Todo esse nariz-de-cera é para ilustrar o maior desafio que eu vejo para a resolução da violência: até onde conseguimos incentivar o potencial que uma cidade como Rio tem, sem fazer vista grossa para os seus mais graves problemas estruturais?

Quando você diz, todos os dias, que o lugar onde uma pessoa mora, estuda ou trabalha é um lixo ela passa a acreditar que aquele lugar é de fato um lixo. Não é uma questão promover uma auto-estima fake, mas de criar a instrumentos para que ela mantenha uma visão crítica sobre a sua realidade sem sucumbir às dificuldades que enfrenta.

Nesta semana, o programa “A Liga”, da TV Bandeirantes, fez uma grande reportagem sobre a favela da Rocinha. Os apresentadores se dividiram entre dois clichês: um que mostrava toda a violência do lugar e outro que defendia que, para além dessa violência, havia ali pessoas muito simples, que enfrentavam dificuldades estruturais.

Isso, meus caros produtores da Band, todo mundo sabe. Eu queria saber da Rocinha quais são as expectativas das crianças e jovens que estão na escola, qual é a visão dos moradores sobre as políticas públicas que ali são feitas, como eles enfrentam o preconceito, etc. Ou seja, provocar no espectador um sentimento de alteridade e identificação.

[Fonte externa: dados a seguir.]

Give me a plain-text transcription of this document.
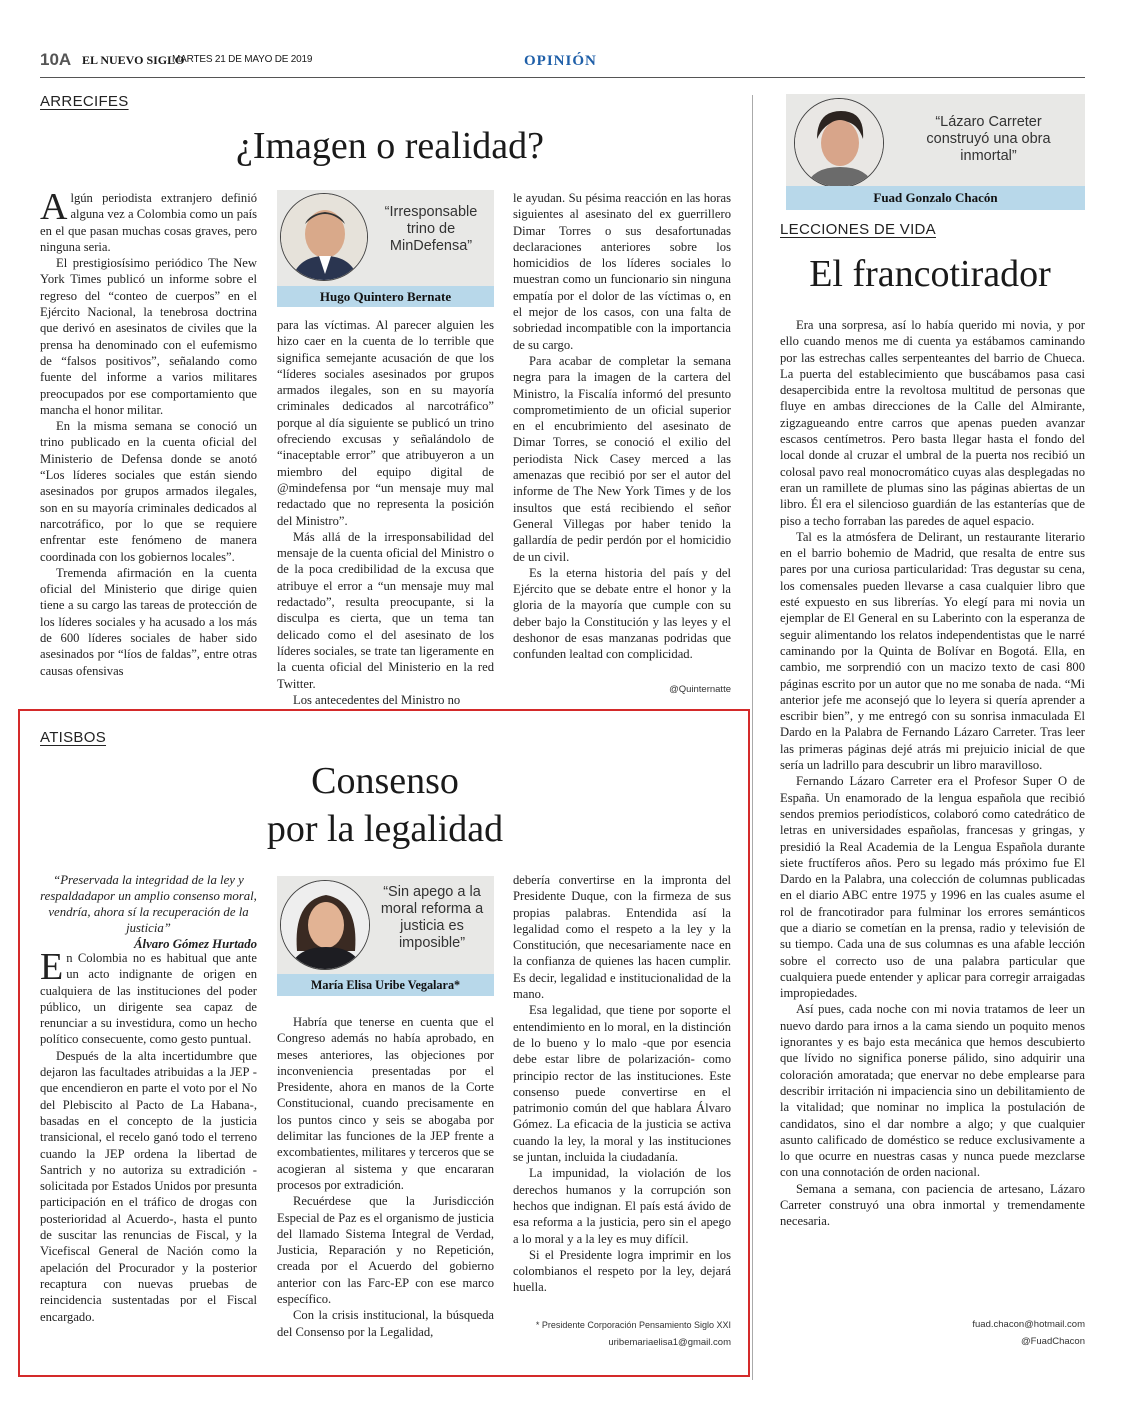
10A EL NUEVO SIGLO
MARTES 21 DE MAYO DE 2019	OPINIÓN
ARRECIFES
¿Imagen o realidad?
“Irresponsable trino de MinDefensa”
Hugo Quintero Bernate

Algún periodista extranjero definió alguna vez a Colombia como un país en el que pasan muchas cosas graves, pero ninguna seria.

El prestigiosísimo periódico The New York Times publicó un informe sobre el regreso del “conteo de cuerpos” en el Ejército Nacional, la tenebrosa doctrina que derivó en asesinatos de civiles que la prensa ha denominado con el eufemismo de “falsos positivos”, señalando como fuente del informe a varios militares preocupados por ese comportamiento que mancha el honor militar.

En la misma semana se conoció un trino publicado en la cuenta oficial del Ministerio de Defensa donde se anotó “Los líderes sociales que están siendo asesinados por grupos armados ilegales, son en su mayoría criminales dedicados al narcotráfico, por lo que se requiere enfrentar este fenómeno de manera coordinada con los gobiernos locales”.

Tremenda afirmación en la cuenta oficial del Ministerio que dirige quien tiene a su cargo las tareas de protección de los líderes sociales y ha acusado a los más de 600 líderes sociales de haber sido asesinados por “líos de faldas”, entre otras causas ofensivas

para las víctimas. Al parecer alguien les hizo caer en la cuenta de lo terrible que significa semejante acusación de que los “líderes sociales asesinados por grupos armados ilegales, son en su mayoría criminales dedicados al narcotráfico” porque al día siguiente se publicó un trino ofreciendo excusas y señalándolo de “inaceptable error” que atribuyeron a un miembro del equipo digital de @mindefensa por “un mensaje muy mal redactado que no representa la posición del Ministro”.

Más allá de la irresponsabilidad del mensaje de la cuenta oficial del Ministro o de la poca credibilidad de la excusa que atribuye el error a “un mensaje muy mal redactado”, resulta preocupante, si la disculpa es cierta, que un tema tan delicado como el del asesinato de los líderes sociales, se trate tan ligeramente en la cuenta oficial del Ministerio en la red Twitter.

Los antecedentes del Ministro no

le ayudan. Su pésima reacción en las horas siguientes al asesinato del ex guerrillero Dimar Torres o sus desafortunadas declaraciones anteriores sobre los homicidios de los líderes sociales lo muestran como un funcionario sin ninguna empatía por el dolor de las víctimas o, en el mejor de los casos, con una falta de sobriedad incompatible con la importancia de su cargo.

Para acabar de completar la semana negra para la imagen de la cartera del Ministro, la Fiscalía informó del presunto comprometimiento de un oficial superior en el encubrimiento del asesinato de Dimar Torres, se conoció el exilio del periodista Nick Casey merced a las amenazas que recibió por ser el autor del informe de The New York Times y de los insultos que está recibiendo el señor General Villegas por haber tenido la gallardía de pedir perdón por el homicidio de un civil.

Es la eterna historia del país y del Ejército que se debate entre el honor y la gloria de la mayoría que cumple con su deber bajo la Constitución y las leyes y el deshonor de esas manzanas podridas que confunden lealtad con complicidad.

@Quinternatte
ATISBOS
Consenso
por la legalidad
“Preservada la integridad de la ley y respaldadapor un amplio consenso moral, vendría, ahora sí la recuperación de la justicia”
Álvaro Gómez Hurtado

En Colombia no es habitual que ante un acto indignante de origen en cualquiera de las instituciones del poder público, un dirigente sea capaz de renunciar a su investidura, como un hecho político consecuente, como gesto puntual.

Después de la alta incertidumbre que dejaron las facultades atribuidas a la JEP -que encendieron en parte el voto por el No del Plebiscito al Pacto de La Habana-, basadas en el concepto de la justicia transicional, el recelo ganó todo el terreno cuando la JEP ordena la libertad de Santrich y no autoriza su extradición -solicitada por Estados Unidos por presunta participación en el tráfico de drogas con posterioridad al Acuerdo-, hasta el punto de suscitar las renuncias de Fiscal, y la Vicefiscal General de Nación como la apelación del Procurador y la posterior recaptura con nuevas pruebas de reincidencia sustentadas por el Fiscal encargado.

“Sin apego a la moral reforma a justicia es imposible”
María Elisa Uribe Vegalara*

Habría que tenerse en cuenta que el Congreso además no había aprobado, en meses anteriores, las objeciones por inconveniencia presentadas por el Presidente, ahora en manos de la Corte Constitucional, cuando precisamente en los puntos cinco y seis se abogaba por delimitar las funciones de la JEP frente a excombatientes, militares y terceros que se acogieran al sistema y que encararan procesos por extradición.

Recuérdese que la Jurisdicción Especial de Paz es el organismo de justicia del llamado Sistema Integral de Verdad, Justicia, Reparación y no Repetición, creada por el Acuerdo del gobierno anterior con las Farc-EP con ese marco específico.

Con la crisis institucional, la búsqueda del Consenso por la Legalidad,

debería convertirse en la impronta del Presidente Duque, con la firmeza de sus propias palabras. Entendida así la legalidad como el respeto a la ley y la Constitución, que necesariamente nace en la confianza de quienes las hacen cumplir. Es decir, legalidad e institucionalidad de la mano.

Esa legalidad, que tiene por soporte el entendimiento en lo moral, en la distinción de lo bueno y lo malo -que por esencia debe estar libre de polarización- como principio rector de las instituciones. Este consenso puede convertirse en el patrimonio común del que hablara Álvaro Gómez. La eficacia de la justicia se activa cuando la ley, la moral y las instituciones se juntan, incluida la ciudadanía.

La impunidad, la violación de los derechos humanos y la corrupción son hechos que indignan. El país está ávido de esa reforma a la justicia, pero sin el apego a lo moral y a la ley es muy difícil.

Si el Presidente logra imprimir en los colombianos el respeto por la ley, dejará huella.

* Presidente Corporación Pensamiento Siglo XXI
uribemariaelisa1@gmail.com
“Lázaro Carreter construyó una obra inmortal”
Fuad Gonzalo Chacón
LECCIONES DE VIDA
El francotirador

Era una sorpresa, así lo había querido mi novia, y por ello cuando menos me di cuenta ya estábamos caminando por las estrechas calles serpenteantes del barrio de Chueca. La puerta del establecimiento que buscábamos pasa casi desapercibida entre la revoltosa multitud de personas que fluye en ambas direcciones de la Calle del Almirante, zigzagueando entre carros que apenas pueden avanzar escasos centímetros. Pero basta llegar hasta el fondo del local donde al cruzar el umbral de la puerta nos recibió un colosal pavo real monocromático cuyas alas desplegadas no eran un ramillete de plumas sino las páginas abiertas de un libro. Él era el silencioso guardián de las estanterías que de piso a techo forraban las paredes de aquel espacio.

Tal es la atmósfera de Delirant, un restaurante literario en el barrio bohemio de Madrid, que resalta de entre sus pares por una curiosa particularidad: Tras degustar su cena, los comensales pueden llevarse a casa cualquier libro que esté expuesto en sus librerías. Yo elegí para mi novia un ejemplar de El General en su Laberinto con la esperanza de seguir alimentando los relatos independentistas que le narré caminando por la Quinta de Bolívar en Bogotá. Ella, en cambio, me sorprendió con un macizo texto de casi 800 páginas escrito por un autor que no me sonaba de nada. “Mi anterior jefe me aconsejó que lo leyera si quería aprender a escribir bien”, y me entregó con su sonrisa inmaculada El Dardo en la Palabra de Fernando Lázaro Carreter. Tras leer las primeras páginas dejé atrás mi prejuicio inicial de que sería un ladrillo para descubrir un libro maravilloso.

Fernando Lázaro Carreter era el Profesor Super O de España. Un enamorado de la lengua española que recibió sendos premios periodísticos, colaboró como catedrático de letras en universidades españolas, francesas y gringas, y presidió la Real Academia de la Lengua Española durante siete fructíferos años. Pero su legado más próximo fue El Dardo en la Palabra, una colección de columnas publicadas en el diario ABC entre 1975 y 1996 en las cuales asume el rol de francotirador para fulminar los errores semánticos que a diario se cometían en la prensa, radio y televisión de su tiempo. Cada una de sus columnas es una afable lección sobre el correcto uso de una palabra particular que cualquiera puede entender y aplicar para corregir arraigadas impropiedades.

Así pues, cada noche con mi novia tratamos de leer un nuevo dardo para irnos a la cama siendo un poquito menos ignorantes y es bajo esta mecánica que hemos descubierto que lívido no significa ponerse pálido, sino adquirir una coloración amoratada; que enervar no debe emplearse para describir irritación ni impaciencia sino un debilitamiento de la vitalidad; que nominar no implica la postulación de candidatos, sino el dar nombre a algo; y que cualquier asunto calificado de doméstico se reduce exclusivamente a lo que ocurre en nuestras casas y nunca puede mezclarse con una connotación de orden nacional.

Semana a semana, con paciencia de artesano, Lázaro Carreter construyó una obra inmortal y tremendamente necesaria.

fuad.chacon@hotmail.com
@FuadChacon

No programa eles insistiam em chamar favela de “comunidade”. Para mim, isso só esconde a situação em que essas pessoas vivem, e não contribuiu em nada para melhorar a vida de quem mora nela. Na era da informação, não podemos ver esses moradores como massa de manobra e reféns de programas como o Bolsa Família. Eles assistem TV a cabo (net-gato, que seja) e acessam a internet. Por conta da própria configuração urbana do Rio, circulam por entre muito lugares em comum com a classe mais alta da sociedade e sabem profundamente o que está acontecendo com ela.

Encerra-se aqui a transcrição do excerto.